Open-Sora
Open-Sora copied to clipboard
T5LayerNorm error
Hi guys,
I'm finally able to start the training, but I'm encountering these errors:
AssertionError: Recovering T5LayerNorm requires the original layer to be apex's Fused RMS Norm.Apex's fused norm is automatically used by Hugging Face Transformers https://github.com/huggingface/transformers/blob/main/src/transformers/models/t5/modeling_t5.py#L265C5-L265C48
and the following as well:
RuntimeError: Failed to replace layer_norm of type T5LayerNorm with T5LayerNorm with the exception: Recovering T5LayerNorm requires the original layer to be apex's Fused RMS Norm.Apex's fused norm is automatically used by Hugging Face Transformers https://github.com/huggingface/transformers/blob/main/src/transformers/models/t5/modeling_t5.py#L265C5-L265C48. Please check your model configuration or sharding policy, you can set up an issue for us to help you as well.

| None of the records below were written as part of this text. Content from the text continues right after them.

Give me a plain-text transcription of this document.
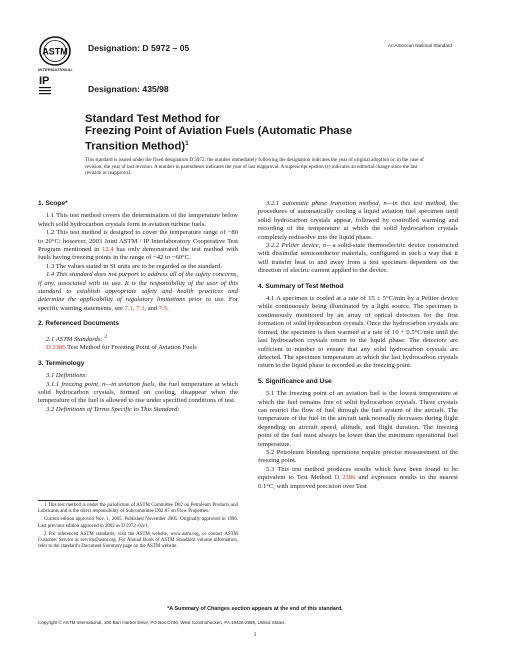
ASTM
INTERNATIONAL
Designation: D 5972 – 05	An American National Standard
IP
Designation: 435/98
Standard Test Method for
Freezing Point of Aviation Fuels (Automatic Phase
Transition Method)$^1$
This standard is issued under the fixed designation D 5972; the number immediately following the designation indicates the year of original adoption or, in the case of revision, the year of last revision. A number in parentheses indicates the year of last reapproval. A superscript epsilon (ε) indicates an editorial change since the last revision or reapproval.
1. Scope*

1.1 This test method covers the determination of the temperature below which solid hydrocarbon crystals form in aviation turbine fuels.

1.2 This test method is designed to cover the temperature range of −80 to 20°C; however, 2003 Joint ASTM / IP Interlaboratory Cooperative Test Program mentioned in 12.4 has only demonstrated the test method with fuels having freezing points in the range of −42 to −60°C.

1.3 The values stated in SI units are to be regarded as the standard.

1.4 This standard does not purport to address all of the safety concerns, if any, associated with its use. It is the responsibility of the user of this standard to establish appropriate safety and health practices and determine the applicability of regulatory limitations prior to use. For specific warning statements, see 7.1, 7.3, and 7.5.

2. Referenced Documents

2.1 ASTM Standards: $^2$

D 2386 Test Method for Freezing Point of Aviation Fuels

3. Terminology

3.1 Definitions:

3.1.1 freezing point, n—in aviation fuels, the fuel temperature at which solid hydrocarbon crystals, formed on cooling, disappear when the temperature of the fuel is allowed to rise under specified conditions of test.

3.2 Definitions of Terms Specific to This Standard:

1 This test method is under the jurisdiction of ASTM Committee D02 on Petroleum Products and Lubricants and is the direct responsibility of Subcommittee D02.07 on Flow Properties.

Current edition approved Nov. 1, 2005. Published November 2005. Originally approved in 1996. Last previous edition approved in 2002 as D 5972–02ε1.

2 For referenced ASTM standards, visit the ASTM website, www.astm.org, or contact ASTM Customer Service at service@astm.org. For Annual Book of ASTM Standards volume information, refer to the standard's Document Summary page on the ASTM website.

3.2.1 automatic phase transition method, n—in this test method, the procedures of automatically cooling a liquid aviation fuel specimen until solid hydrocarbon crystals appear, followed by controlled warming and recording of the temperature at which the solid hydrocarbon crystals completely redissolve into the liquid phase.

3.2.2 Peltier device, n—a solid-state thermoelectric device constructed with dissimilar semiconductor materials, configured in such a way that it will transfer heat to and away from a test specimen dependent on the direction of electric current applied to the device.

4. Summary of Test Method

4.1 A specimen is cooled at a rate of 15 ± 5°C/min by a Peltier device while continuously being illuminated by a light source. The specimen is continuously monitored by an array of optical detectors for the first formation of solid hydrocarbon crystals. Once the hydrocarbon crystals are formed, the specimen is then warmed at a rate of 10 + 0.5°C/min until the last hydrocarbon crystals return to the liquid phase. The detectors are sufficient in number to ensure that any solid hydrocarbon crystals are detected. The specimen temperature at which the last hydrocarbon crystals return to the liquid phase is recorded as the freezing point.

5. Significance and Use

5.1 The freezing point of an aviation fuel is the lowest temperature at which the fuel remains free of solid hydrocarbon crystals. These crystals can restrict the flow of fuel through the fuel system of the aircraft. The temperature of the fuel in the aircraft tank normally decreases during flight depending on aircraft speed, altitude, and flight duration. The freezing point of the fuel must always be lower than the minimum operational fuel temperature.

5.2 Petroleum blending operations require precise measurement of the freezing point.

5.3 This test method produces results which have been found to be equivalent to Test Method D 2386 and expresses results to the nearest 0.1°C, with improved precision over Test

*A Summary of Changes section appears at the end of this standard.
Copyright © ASTM International, 100 Barr Harbor Drive, PO Box C700, West Conshohocken, PA 19428-2959, United States.
1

E0817 18:46:55.563000 134001257882240 torch/distributed/elastic/multiprocessing/api.py:826] failed (exitcode: 1) local_rank: 0 (pid: 7268) of binary: /usr/bin/python3
Would you have any idea what could be done here by chance ?

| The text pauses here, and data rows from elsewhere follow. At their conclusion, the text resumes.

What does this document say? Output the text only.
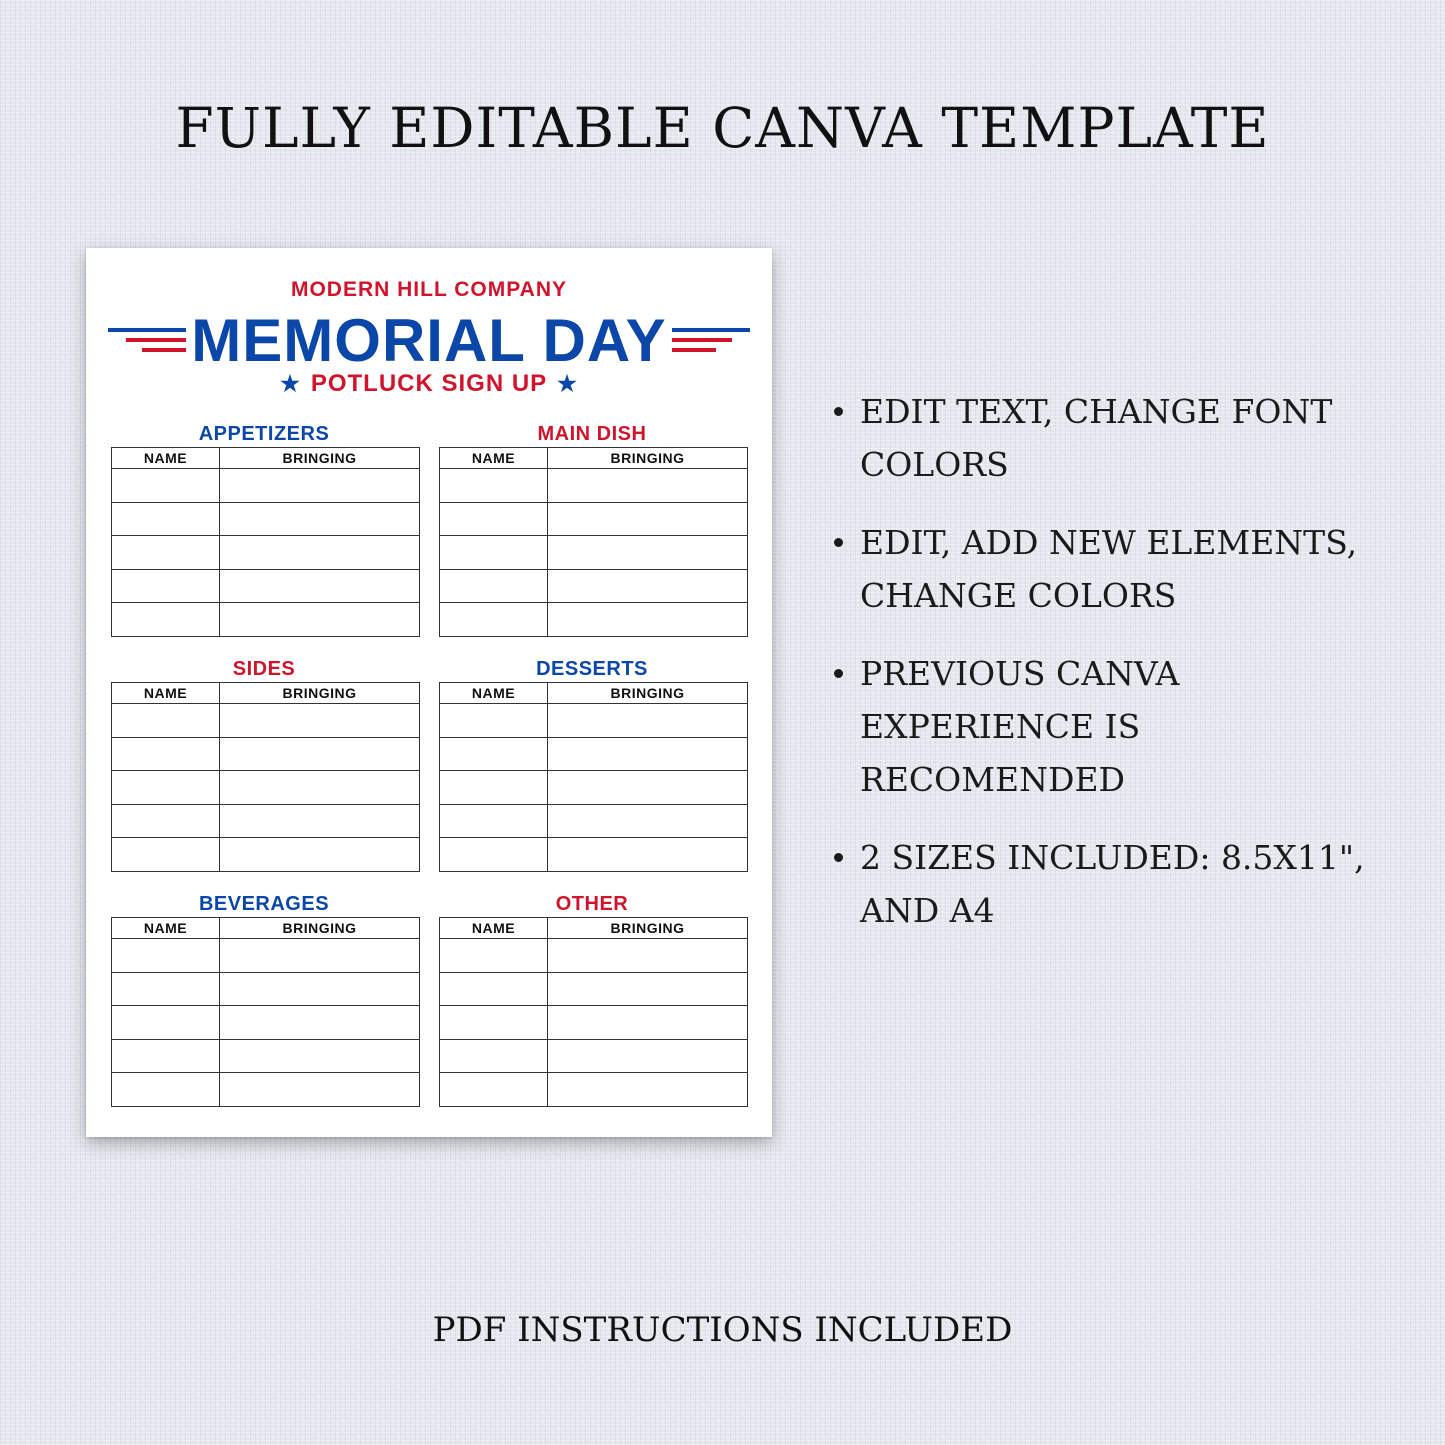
FULLY EDITABLE CANVA TEMPLATE

MODERN HILL COMPANY

MEMORIAL DAY

★ POTLUCK SIGN UP ★

APPETIZERS

NAME	BRINGING

MAIN DISH

NAME	BRINGING

SIDES

NAME	BRINGING

DESSERTS

NAME	BRINGING

BEVERAGES

NAME	BRINGING

OTHER

NAME	BRINGING

EDIT TEXT, CHANGE FONT COLORS
EDIT, ADD NEW ELEMENTS, CHANGE COLORS
PREVIOUS CANVA EXPERIENCE IS RECOMENDED
2 SIZES INCLUDED: 8.5X11", AND A4

PDF INSTRUCTIONS INCLUDED
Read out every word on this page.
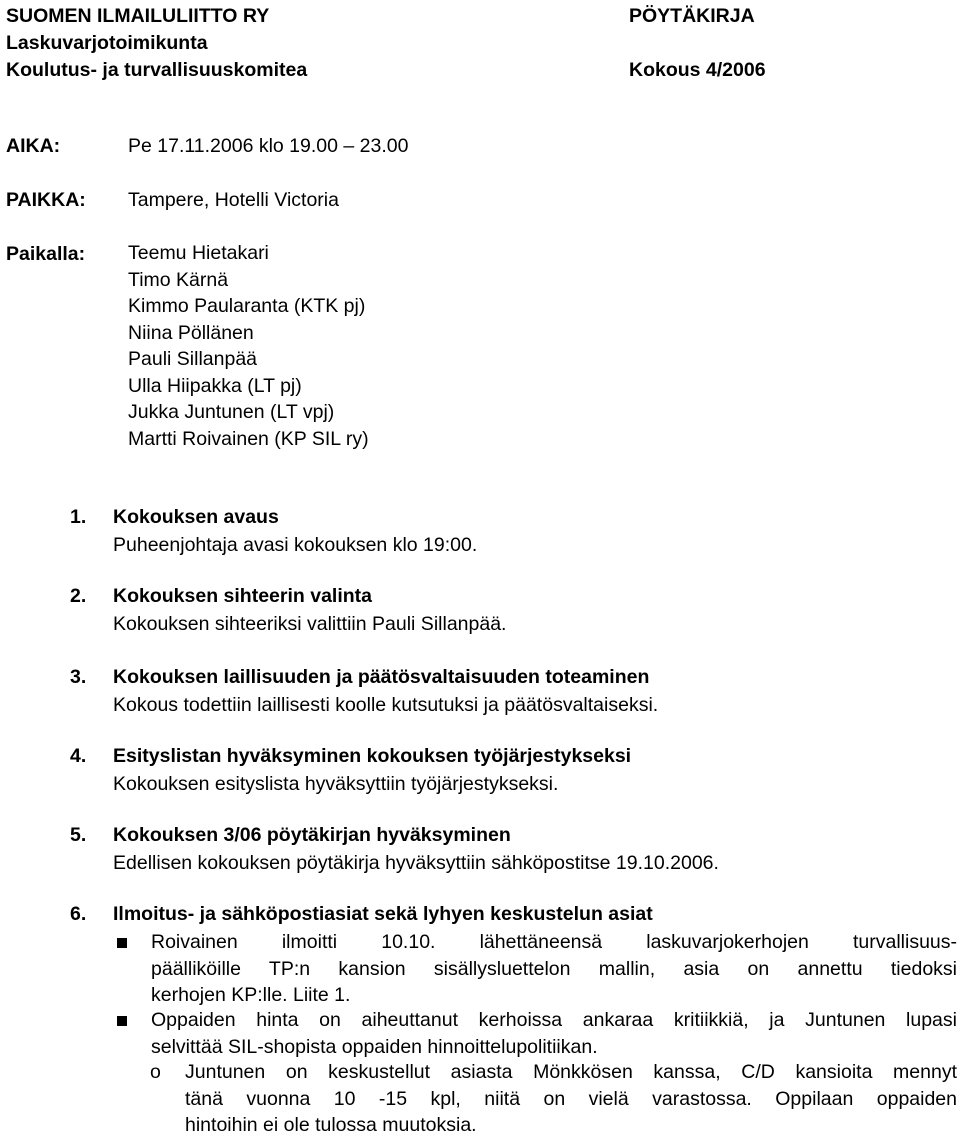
SUOMEN ILMAILULIITTO RY
Laskuvarjotoimikunta
Koulutus- ja turvallisuuskomitea
PÖYTÄKIRJA
Kokous 4/2006
AIKA:	Pe 17.11.2006 klo 19.00 – 23.00
PAIKKA: Tampere, Hotelli Victoria
Paikalla: Teemu Hietakari
Timo Kärnä
Kimmo Paularanta (KTK pj)
Niina Pöllänen
Pauli Sillanpää
Ulla Hiipakka (LT pj)
Jukka Juntunen (LT vpj)
Martti Roivainen (KP SIL ry)
1. Kokouksen avaus
Puheenjohtaja avasi kokouksen klo 19:00.
2. Kokouksen sihteerin valinta
Kokouksen sihteeriksi valittiin Pauli Sillanpää.
3. Kokouksen laillisuuden ja päätösvaltaisuuden toteaminen
Kokous todettiin laillisesti koolle kutsutuksi ja päätösvaltaiseksi.
4. Esityslistan hyväksyminen kokouksen työjärjestykseksi
Kokouksen esityslista hyväksyttiin työjärjestykseksi.
5. Kokouksen 3/06 pöytäkirjan hyväksyminen
Edellisen kokouksen pöytäkirja hyväksyttiin sähköpostitse 19.10.2006.
6. Ilmoitus- ja sähköpostiasiat sekä lyhyen keskustelun asiat
Roivainen ilmoitti 10.10. lähettäneensä laskuvarjokerhojen turvallisuus-
päälliköille TP:n kansion sisällysluettelon mallin, asia on annettu tiedoksi
kerhojen KP:lle. Liite 1.
Oppaiden hinta on aiheuttanut kerhoissa ankaraa kritiikkiä, ja Juntunen lupasi
selvittää SIL-shopista oppaiden hinnoittelupolitiikan.
o Juntunen on keskustellut asiasta Mönkkösen kanssa, C/D kansioita mennyt
tänä vuonna 10 -15 kpl, niitä on vielä varastossa. Oppilaan oppaiden
hintoihin ei ole tulossa muutoksia.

Here is the command, followed by the log trace:
torchrun --standalone --nproc_per_node 1 -m scripts.train \
configs/opensora-v1-2/train/stage1.py \
--data-path {ROOT_META}/meta_clips_caption_cleaned.csv \
--ckpt-path {MODEL_OUTPUT}/my_sora.pt
/usr/local/lib/python3.10/dist-packages/colossalai/pipeline/schedule/_utils.py:19: UserWarning: torch.utils._pytree._register_pytree_node is deprecated. Please use torch.utils._pytree.register_pytree_node instead.
_register_pytree_node(OrderedDict, _odict_flatten, _odict_unflatten)
/usr/local/lib/python3.10/dist-packages/torch/utils/_pytree.py:300: UserWarning: <class 'collections.OrderedDict'> is already registered as pytree node. Overwriting the previous registration.
warnings.warn(
/usr/local/lib/python3.10/dist-packages/colossalai/shardformer/layer/normalization.py:45: UserWarning: Please install apex from source (https://github.com/NVIDIA/apex) to use the fused layernorm kernel
warnings.warn("Please install apex from source (https://github.com/NVIDIA/apex) to use the fused layernorm kernel")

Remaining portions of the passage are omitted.